[Crónica] Ryan Adams (Madrid, 31/03/25)
Cuando se lanzó el álbum debut como solista de Ryan Adams en 2000, muchos fans de Bob Dylan quedaron impresionados, al recordar el comienzo de su etapa rock’n’roll en 1965, Con álbumes posteriores como Gold (2001), Love Is Hell (2004) y Cold Roses (2005), Adams continuó con una racha de grandes discos que quedó interrumpida por situaciones ajenas al negocio discográfico y que le enviaron al ostracismo por parte de la mayor parte de la prensa.
Me quedo con la idea de la figura de Dylan como referente porque la misma parece una auténtica fijación en el músico. Adams sabe, por cierto, imitarlo a la perfección, como demostró en su actuación en Madrid, pero además ha logrado imitar el escenario sobrio y minimalista de las últimas actuaciones del de Minnesota, aunque sin el acompañamiento de una banda: una silla rodeada de guitarras acústicas, una mesa baja, un piano vertical a la izquierda de la silla y otra estación de micrófono de pie con algunas guitarras eléctricas. Todo ello rematado con lámparas de pie y otras sobre el piano.
Pero donde más se aproxima Adams a la figura del Dylan moderno es en el carácter huraño y excéntrico, aunque matizado de bastante ironía y sentido del humor. Tras ser recibido entre ovaciones, nada más comenzar la primera canción, Adams ya expuso su diatriba en contra de las fotografías tras reñir a un miembro del público, con la que uno puede estar incluso de acuerdo- de hecho parece que afecta a su enfermedad de Méniere- pero no creo que sea necesario prolongar esta disertación durante diez minutos. ”Sí, podía llevar gafas de sol, pero no soy el puto Donald Fagen“. Así, tanto el relato de sus historias personales y las explicaciones de las canciones, que pueden ser hasta cierto punto interesantes, como ciertas discusiones con el público, rompieron completamente el ritmo de la actuación durante toda la noche. La tensión emocional mágica que crea la música durante un concierto, cuando este avanza a trompicones, se detiene demasiadas veces y se dispersa inútilmente. Incluso en los momentos más emocionales, parece que el propio Ryan Adams se entretiene en sabotearlos para que no lo sean tanto, interrupiendo su actuación nada más comenzar para una disquisición o haciendo gestos exagerados durante la misma. A veces incluso parece solamente un ensayo.

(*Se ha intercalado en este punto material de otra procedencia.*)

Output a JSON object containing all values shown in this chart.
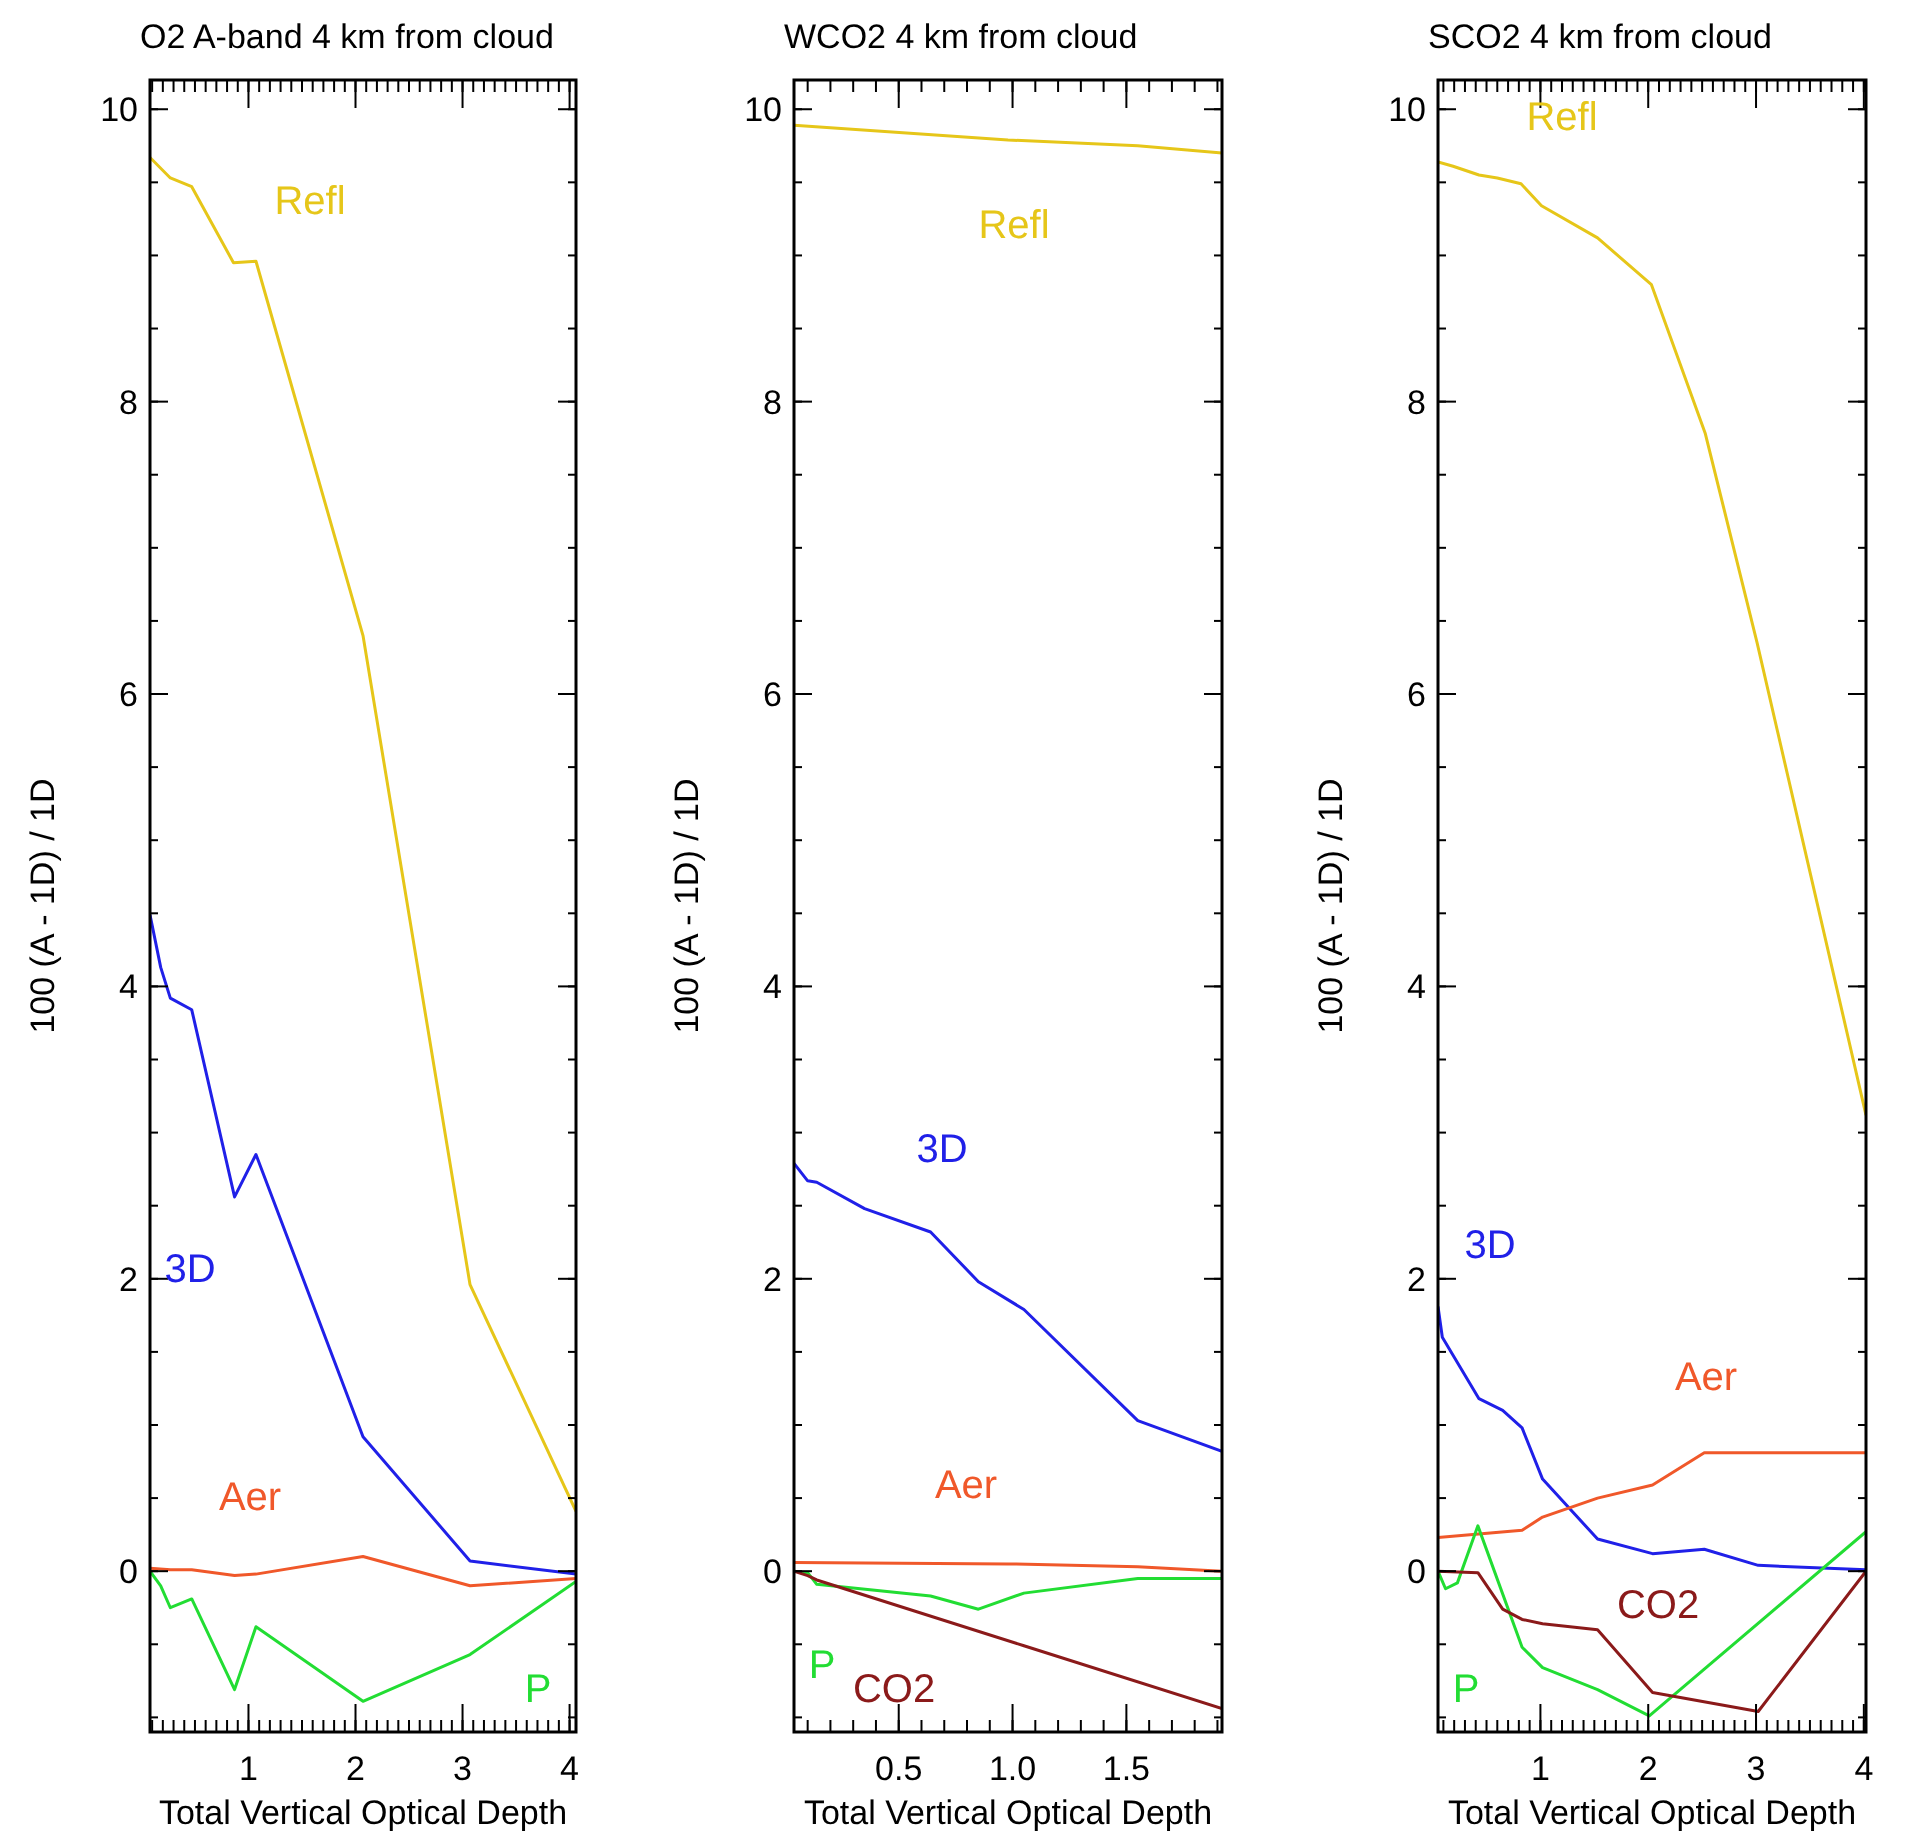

Entre ocurrencia y ocurrencia, Adams tocó arreglos acústicos de su catálogo anterior, sobre todo del citado álbum de debut objeto de la gira, junto con algunas versiones, y ahí, en el repertorio, era donde lo inesperado sí que jugaba a su favor. Comenzó con To Be Young (Is to Be Sad, Is to Be High), del año 2000, de su celebrado Heartbreaker, seguida de Ashes and Fire. Dedicó Oh My Sweet Carolina a su hermano Chris tras una larguísima presentación y le llevó otros tantos minutos para invitar a una pareja a quien el novio iba a declararse en vivo en matrimonio. Hubiera sido realmente emocionante si no fuera por el contexto caótico de toda la actuación. Al menos para la pareja sí lo fue. Pues que comáis perdices.
Otra particularidad curiosa es que el Ryan Adams que apareció en el escenario del Teatro Coliseum apenas se asemeja al que ha lanzado una plétora de álbumes en los últimos años (¡cinco en 2024!) y de los que no se supo en toda la noche. En la segunda parte de la actuación destacaron versiones que el de Jacksonville ha estrenado en esta gira europea de Shame, Shame, Shame de Jimmy Reed, una extendida de Waiting for the Man de la Velvet acompañado de los dos únicos músicos que le acompañaron durante toda la noche y Not Dark yet de su admirado Dylan, tal vez la mejor de velada, pero sobre todo despuntaron las propias como Gimme Something Good, New York, New York y When the Stars Go blue. En cierta forma, la situación tensa, la decoración del escenario y unida a la vestimenta de su protagonista -traje color avellana, con chaleco y pajarita incluidos- me llegaba a recordar una auténtica película de terror psicológico con final imprevisible. Cuanto más gritaba la gente, cada vez más desatada en los últimos minutos, para que cantara alguna versión («Wonderwall!«), más aumentaba mi tensión al pensar cómo iba a reaccionar Adams. «No le cabreéis más!» pensaba para mis adentros. ¿Se marcharía del escenario? No hay duda que es un auténtico espectáculo que podría fascinar al que le encante las emociones fuertes, pero uno hubiera deseado por un momento un concierto mucho más estándar y sin menos experimentos. Me estaré haciendo mayor.